A mountain corral took form in the gloom. The Mexican slipped the bars of the gate to let the horses in.
“Is he here?” asked Joyce breathlessly.
The man pointed to a one-room shack huddled on the hillside.
Keith had fallen sound asleep, his head against the girl’s back. “Don’t wake him when you lift him down,” she told the man. “I’ll just let him sleep if he will.”
The Mexican carried Keith to a pile of sheepskins under a shed and lowered him to them gently. The boy stirred, turned over, but did not awaken.
Joyce ran toward the shack. There was no light in it, no sign of life about the place. She could not understand this. Surely someone must be looking after her father. Whoever this was must have heard her coming. Why had he not appeared at the door? Dave, of course, might be away fighting fire, but someone....
Her heart lost a beat. The shadow of some horrible thing was creeping over her life. Was her father dead? What shock was awaiting her in the cabin?
At the door she raised her voice in a faint, ineffective call. Her knees gave way. She felt her body shaking as with an ague. But she clenched her teeth on the weakness and moved into the room.
It was dark—darker than outdoors. But as her eyes grew accustomed to the absence of light she made out a table, a chair, a stove. From the far side of the room came a gurgle that was half a snore.
“Father,” she whispered, and moved forward.
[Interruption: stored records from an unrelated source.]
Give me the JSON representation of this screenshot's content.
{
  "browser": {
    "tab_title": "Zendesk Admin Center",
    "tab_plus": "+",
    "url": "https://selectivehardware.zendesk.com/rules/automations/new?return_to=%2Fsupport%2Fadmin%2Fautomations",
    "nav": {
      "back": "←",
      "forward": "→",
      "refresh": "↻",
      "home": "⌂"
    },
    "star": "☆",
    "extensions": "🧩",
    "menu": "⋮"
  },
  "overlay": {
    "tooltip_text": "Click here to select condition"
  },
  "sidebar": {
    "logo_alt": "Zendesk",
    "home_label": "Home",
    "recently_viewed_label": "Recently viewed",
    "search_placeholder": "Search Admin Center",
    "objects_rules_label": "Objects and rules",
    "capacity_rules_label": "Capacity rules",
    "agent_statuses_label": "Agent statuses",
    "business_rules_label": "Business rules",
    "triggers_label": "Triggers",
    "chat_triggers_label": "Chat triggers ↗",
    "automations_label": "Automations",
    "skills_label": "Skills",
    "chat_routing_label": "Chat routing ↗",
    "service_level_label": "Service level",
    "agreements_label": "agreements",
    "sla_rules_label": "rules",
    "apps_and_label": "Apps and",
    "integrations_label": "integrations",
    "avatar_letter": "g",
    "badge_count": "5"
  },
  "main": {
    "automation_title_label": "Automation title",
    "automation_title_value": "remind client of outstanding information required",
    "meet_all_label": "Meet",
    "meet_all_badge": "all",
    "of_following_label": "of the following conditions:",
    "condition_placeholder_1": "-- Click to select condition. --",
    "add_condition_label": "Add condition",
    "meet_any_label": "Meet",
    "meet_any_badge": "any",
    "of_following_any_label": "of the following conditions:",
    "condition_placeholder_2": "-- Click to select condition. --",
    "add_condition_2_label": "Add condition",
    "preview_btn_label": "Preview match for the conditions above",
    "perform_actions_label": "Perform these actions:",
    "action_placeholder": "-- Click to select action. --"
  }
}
Her outstretched hand groped for the bed and fell on clothing warm with heat transmitted from a human body. At the same time she subconsciously classified a strong odor that permeated the atmosphere. It was whiskey.
The sleeper stirred uneasily beneath her touch. She felt stifled, wanted to shout out her fears in a scream. Far beyond the need of proof she knew now that something was very wrong, though she still could not guess at what the dreadful menace was.
But Joyce had courage. She was what the wind and the sun and a long line of sturdy ancestors had made her. She leaned forward toward the awakening man just as he turned in the bunk.
A hand fell on her wrist and closed, the fingers like bands of iron. Joyce screamed wildly, her nerve swept away in a reaction of terror. She fought like a wildcat, twisting and writhing with all her supple strength to break the grip on her arm.
For she knew now what the evil was that had been tolling a bell of warning in her heart.
HANK BRINGS BAD NEWS
The change in the wind had cost three lives, but it had saved the Jackpot property and the feed on the range. After the fire in San Jacinto Canon had broken through Hart’s defense by its furious and persistent attack, nothing could have prevented it from spreading over the plains on a wild rampage except a cloudburst or a decided shift of wind. This last had come and had driven the flames back on territory already burnt over.